Tuesday, April 27, 2010
Congratulations to those who voted for option 3 in Friday's poll. This choice (Greece receives bailout, other EMU member(s) receive bailout, euro remains intact), which won the plurality of votes, is now looking ever more likely. Sentiment towards Portugal, for example, has deteriorated very sharply indeed- 2y yields have more than doubled so far this month. That the Belgian government has collapsed isn't exactly a ringing endorsement of European stability, either.
The contrast between peripheral Europe and another supposed locus of distress, the US mortgage market, could not be greater. Remember when the big fear was that the end of QE would cause the mortgage market to tank? Seems like a lot longer than 4 weeks ago, doesn't it? While it's true that the spread between 30y mortgage rates and 30y Treasuries has widened a smidge, it's still way, way below the prevailing levels during most of the Fed's QE program.

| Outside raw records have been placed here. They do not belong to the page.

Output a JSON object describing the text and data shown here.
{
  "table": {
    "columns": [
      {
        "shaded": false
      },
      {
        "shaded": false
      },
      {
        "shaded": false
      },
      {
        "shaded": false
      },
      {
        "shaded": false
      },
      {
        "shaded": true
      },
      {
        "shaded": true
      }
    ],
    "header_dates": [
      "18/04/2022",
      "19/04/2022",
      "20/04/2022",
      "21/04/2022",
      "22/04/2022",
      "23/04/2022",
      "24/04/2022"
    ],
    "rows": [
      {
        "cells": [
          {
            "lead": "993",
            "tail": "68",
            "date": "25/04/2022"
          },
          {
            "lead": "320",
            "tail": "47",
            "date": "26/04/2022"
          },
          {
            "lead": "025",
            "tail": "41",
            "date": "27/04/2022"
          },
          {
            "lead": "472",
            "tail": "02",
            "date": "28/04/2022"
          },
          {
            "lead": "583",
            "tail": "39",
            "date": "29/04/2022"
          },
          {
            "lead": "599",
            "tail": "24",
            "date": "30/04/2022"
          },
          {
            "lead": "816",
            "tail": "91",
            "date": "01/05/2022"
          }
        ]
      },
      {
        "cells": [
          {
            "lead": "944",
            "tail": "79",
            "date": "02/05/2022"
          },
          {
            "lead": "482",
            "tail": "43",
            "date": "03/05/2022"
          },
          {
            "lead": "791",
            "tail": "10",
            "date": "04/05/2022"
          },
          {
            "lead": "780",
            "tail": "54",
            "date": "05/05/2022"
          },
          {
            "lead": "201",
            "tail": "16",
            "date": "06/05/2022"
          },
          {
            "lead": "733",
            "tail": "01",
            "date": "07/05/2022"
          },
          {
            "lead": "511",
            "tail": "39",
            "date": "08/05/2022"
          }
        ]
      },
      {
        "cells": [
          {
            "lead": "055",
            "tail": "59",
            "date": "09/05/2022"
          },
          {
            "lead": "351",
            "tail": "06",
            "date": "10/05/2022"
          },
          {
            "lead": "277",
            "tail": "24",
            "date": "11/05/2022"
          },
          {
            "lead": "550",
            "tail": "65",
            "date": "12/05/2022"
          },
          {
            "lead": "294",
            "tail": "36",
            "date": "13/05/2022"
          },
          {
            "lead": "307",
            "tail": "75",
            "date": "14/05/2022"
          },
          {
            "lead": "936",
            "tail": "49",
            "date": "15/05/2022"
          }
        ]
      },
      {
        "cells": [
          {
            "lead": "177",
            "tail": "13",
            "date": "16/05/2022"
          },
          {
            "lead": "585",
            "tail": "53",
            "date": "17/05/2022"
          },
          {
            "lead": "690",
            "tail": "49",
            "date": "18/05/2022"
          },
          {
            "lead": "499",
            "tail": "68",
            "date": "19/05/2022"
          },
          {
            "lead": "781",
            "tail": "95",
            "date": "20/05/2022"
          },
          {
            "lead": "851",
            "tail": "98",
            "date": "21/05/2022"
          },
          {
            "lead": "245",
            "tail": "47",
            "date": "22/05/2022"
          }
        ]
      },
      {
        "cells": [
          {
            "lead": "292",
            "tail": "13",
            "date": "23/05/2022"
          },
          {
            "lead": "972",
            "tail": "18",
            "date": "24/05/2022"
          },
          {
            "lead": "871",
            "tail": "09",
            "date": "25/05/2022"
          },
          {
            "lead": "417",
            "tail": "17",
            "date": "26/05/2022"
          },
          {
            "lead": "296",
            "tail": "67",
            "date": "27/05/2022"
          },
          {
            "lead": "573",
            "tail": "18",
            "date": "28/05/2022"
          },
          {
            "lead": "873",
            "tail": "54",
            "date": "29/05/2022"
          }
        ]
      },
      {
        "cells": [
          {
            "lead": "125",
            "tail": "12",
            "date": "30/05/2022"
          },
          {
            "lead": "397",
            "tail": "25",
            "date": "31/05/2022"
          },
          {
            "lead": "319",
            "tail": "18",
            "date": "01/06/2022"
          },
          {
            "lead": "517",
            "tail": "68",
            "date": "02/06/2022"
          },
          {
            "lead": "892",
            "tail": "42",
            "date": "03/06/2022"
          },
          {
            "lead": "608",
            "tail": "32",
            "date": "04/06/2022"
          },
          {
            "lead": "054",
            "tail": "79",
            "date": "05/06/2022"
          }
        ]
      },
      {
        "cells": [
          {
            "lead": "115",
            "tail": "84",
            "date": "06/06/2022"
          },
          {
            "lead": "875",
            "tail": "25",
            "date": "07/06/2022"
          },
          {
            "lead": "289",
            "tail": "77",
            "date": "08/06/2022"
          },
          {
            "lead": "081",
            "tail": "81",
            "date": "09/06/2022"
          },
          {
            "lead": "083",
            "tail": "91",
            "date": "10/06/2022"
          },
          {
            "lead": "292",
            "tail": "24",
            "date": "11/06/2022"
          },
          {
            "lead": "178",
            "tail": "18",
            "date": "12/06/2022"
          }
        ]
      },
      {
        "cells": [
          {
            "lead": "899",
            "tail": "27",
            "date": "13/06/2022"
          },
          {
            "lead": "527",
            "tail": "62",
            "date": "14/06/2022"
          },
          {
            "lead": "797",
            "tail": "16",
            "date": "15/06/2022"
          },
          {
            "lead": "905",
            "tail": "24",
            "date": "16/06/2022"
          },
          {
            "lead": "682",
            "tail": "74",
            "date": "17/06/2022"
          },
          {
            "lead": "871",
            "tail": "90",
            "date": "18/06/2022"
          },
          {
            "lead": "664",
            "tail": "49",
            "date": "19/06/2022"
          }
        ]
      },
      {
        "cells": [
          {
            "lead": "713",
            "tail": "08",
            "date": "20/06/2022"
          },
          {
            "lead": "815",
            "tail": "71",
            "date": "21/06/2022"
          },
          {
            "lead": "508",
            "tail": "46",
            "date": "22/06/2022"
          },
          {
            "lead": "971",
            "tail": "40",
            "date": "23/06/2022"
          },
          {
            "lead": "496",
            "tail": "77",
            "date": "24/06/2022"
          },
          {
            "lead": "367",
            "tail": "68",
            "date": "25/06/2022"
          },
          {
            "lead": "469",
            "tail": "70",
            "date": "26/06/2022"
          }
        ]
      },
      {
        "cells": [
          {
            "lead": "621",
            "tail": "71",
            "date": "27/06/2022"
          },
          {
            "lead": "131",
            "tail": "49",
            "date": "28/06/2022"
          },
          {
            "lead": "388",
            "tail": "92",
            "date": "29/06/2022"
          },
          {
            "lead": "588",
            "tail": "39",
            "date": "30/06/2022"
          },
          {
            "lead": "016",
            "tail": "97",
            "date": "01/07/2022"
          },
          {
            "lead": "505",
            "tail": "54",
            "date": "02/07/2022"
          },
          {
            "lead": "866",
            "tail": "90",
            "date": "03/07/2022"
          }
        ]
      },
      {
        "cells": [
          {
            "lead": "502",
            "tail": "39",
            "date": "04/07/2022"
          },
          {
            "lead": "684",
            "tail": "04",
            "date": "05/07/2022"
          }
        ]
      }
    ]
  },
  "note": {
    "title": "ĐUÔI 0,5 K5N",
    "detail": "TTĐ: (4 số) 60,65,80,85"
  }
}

Moreover, 5 year ARM rates are just about the best they've ever been. A quick glance suggested that in the UK, for example, the equivalent product (marketed as a '5 year fixed rate', rather than as a floater, as in the US) is offered at interest rates roughly 100 bps higher.
Despite this of course, the US housing market remains tepid at best. Were mortgage rates ever to "normalize", the housing market would be in very deep doo-doo indeed. And so Macro Man will be watching tomorrow's FOMC statement with great interest. The current language is probably nearing its sell-by date, if for no other reason than greater flexibility is desirable. Yet anything that rocks the boat too hard could possibly send mortgage rates careening back up....and at this point, that's the last thing that the the FOMC or the US economy want right now.